Statistical analysis
The MS data were searched against the Rat databases retrieved 2025-07-04, and updated with additional annotation information on 2025-09-29. Protein groupings were determined by PD2.4; however, master protein selection improvement, and all following statistical analyses were performed in the R statistical environment version 4.4.0. The Master protein improvement script first searches Uniprot for the current annotation status of all protein accessions and updates redirected or obsolete accessions. The script further takes the candidate master proteins for each group and uses current Uniprot review and annotation status to select the best annotated protein as master protein without loss of identification or quantification quality.

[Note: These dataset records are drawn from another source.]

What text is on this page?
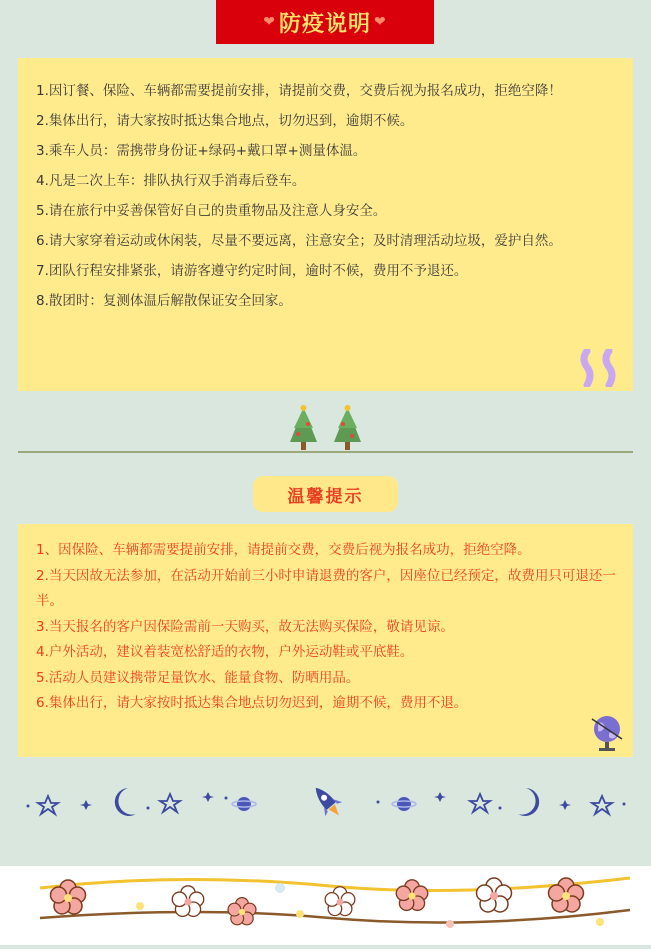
❤ 防疫说明 ❤

1.因订餐、保险、车辆都需要提前安排，请提前交费，交费后视为报名成功，拒绝空降！

2.集体出行，请大家按时抵达集合地点，切勿迟到，逾期不候。

3.乘车人员：需携带身份证+绿码+戴口罩+测量体温。

4.凡是二次上车：排队执行双手消毒后登车。

5.请在旅行中妥善保管好自己的贵重物品及注意人身安全。

6.请大家穿着运动或休闲装，尽量不要远离，注意安全；及时清理活动垃圾，爱护自然。

7.团队行程安排紧张，请游客遵守约定时间，逾时不候，费用不予退还。

8.散团时：复测体温后解散保证安全回家。

温馨提示

1、因保险、车辆都需要提前安排，请提前交费，交费后视为报名成功，拒绝空降。

2.当天因故无法参加，在活动开始前三小时申请退费的客户，因座位已经预定，故费用只可退还一半。

3.当天报名的客户因保险需前一天购买，故无法购买保险，敬请见谅。

4.户外活动，建议着装宽松舒适的衣物，户外运动鞋或平底鞋。

5.活动人员建议携带足量饮水、能量食物、防晒用品。

6.集体出行，请大家按时抵达集合地点切勿迟到，逾期不候，费用不退。
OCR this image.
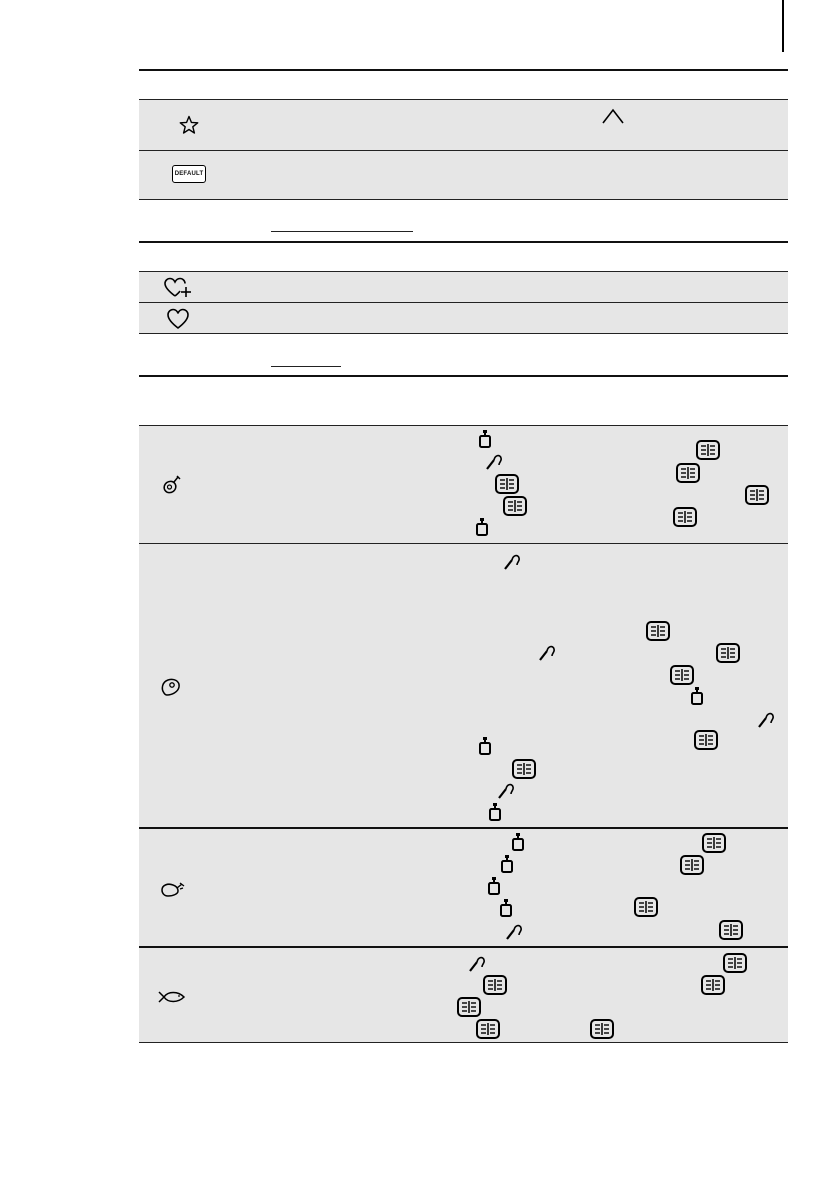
DEFAULT
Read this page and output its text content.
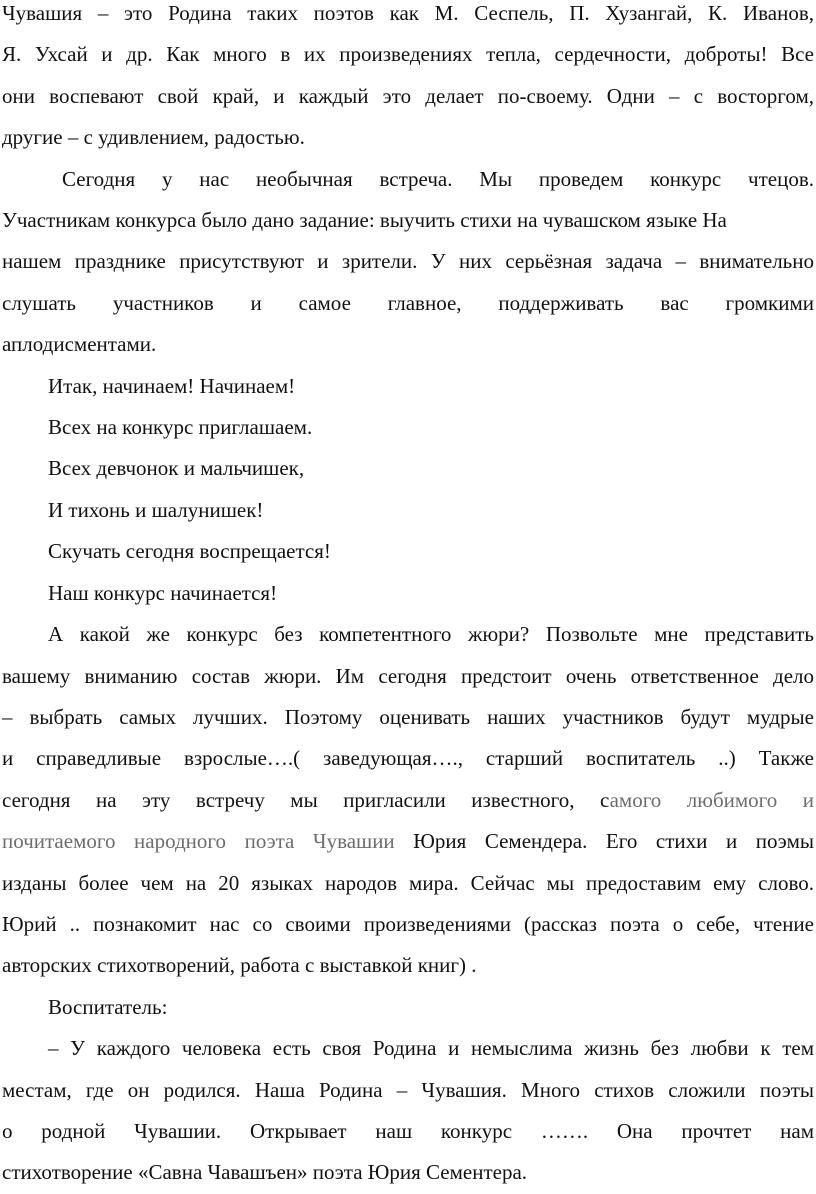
Чувашия – это Родина таких поэтов как М. Сеспель, П. Хузангай, К. Иванов,
Я. Ухсай и др. Как много в их произведениях тепла, сердечности, доброты! Все
они воспевают свой край, и каждый это делает по-своему. Одни – с восторгом,
другие – с удивлением, радостью.

Сегодня у нас необычная встреча. Мы проведем конкурс чтецов.
Участникам конкурса было дано задание: выучить стихи на чувашском языке На
нашем празднике присутствуют и зрители. У них серьёзная задача – внимательно
слушать участников и самое главное, поддерживать вас громкими
аплодисментами.

Итак, начинаем! Начинаем!
Всех на конкурс приглашаем.
Всех девчонок и мальчишек,
И тихонь и шалунишек!
Скучать сегодня воспрещается!
Наш конкурс начинается!

А какой же конкурс без компетентного жюри? Позвольте мне представить
вашему вниманию состав жюри. Им сегодня предстоит очень ответственное дело
– выбрать самых лучших. Поэтому оценивать наших участников будут мудрые
и справедливые взрослые….( заведующая…., старший воспитатель ..) Также
сегодня на эту встречу мы пригласили известного, самого любимого и
почитаемого народного поэта Чувашии Юрия Семендера. Его стихи и поэмы
изданы более чем на 20 языках народов мира. Сейчас мы предоставим ему слово.
Юрий .. познакомит нас со своими произведениями (рассказ поэта о себе, чтение
авторских стихотворений, работа с выставкой книг) .

Воспитатель:

– У каждого человека есть своя Родина и немыслима жизнь без любви к тем
местам, где он родился. Наша Родина – Чувашия. Много стихов сложили поэты
о родной Чувашии. Открывает наш конкурс ……. Она прочтет нам
стихотворение «Савна Чавашъен» поэта Юрия Сементера.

The abundances for each sample were normalised to the total peptide amount in the protein samples, with total protein normalisation factors also applied to the phospho dataset. These values were then Log2 transformed to bring them closer to a normal distribution. Further, the identified list of phosphopeptides was matched with the corresponding proteins in the total dataset, for ease of comparison. The phosphopeptide abundances were then adjusted to changes in total protein abundances, facilitating the identification of changes in the relative phosphorylation of a protein as well as changes in the overall abundance of a protein whose phosphorylation level remains unchanged. Data is then exported to the Excel document in the main folder. Phospho columns in the Excel output which integrate changes in total protein abundance in this way are identified by the word ‘adjusted’ in the column header.
The statistical analysis performed assumes no additional sources of variance beyond those specified. We use the limma package for our statistical test, as this was identified in a recent Nature Comms paper as one of the highest scoring methods for identification of differentially expressed proteins. If you’d like a more in-depth analysis, or to discuss alternative statistical approaches, you can arrange a meeting with Phil to discuss your experimental design and he’ll advise you whether there may be more appropriate statistical methods which may give you more powerful insights into your data. A single LIMMA model was constructed for all conditions and moderated t-tests performed for each comparison of interest, then the p-value was adjusted using the Benjamini-Hochberg FDR method.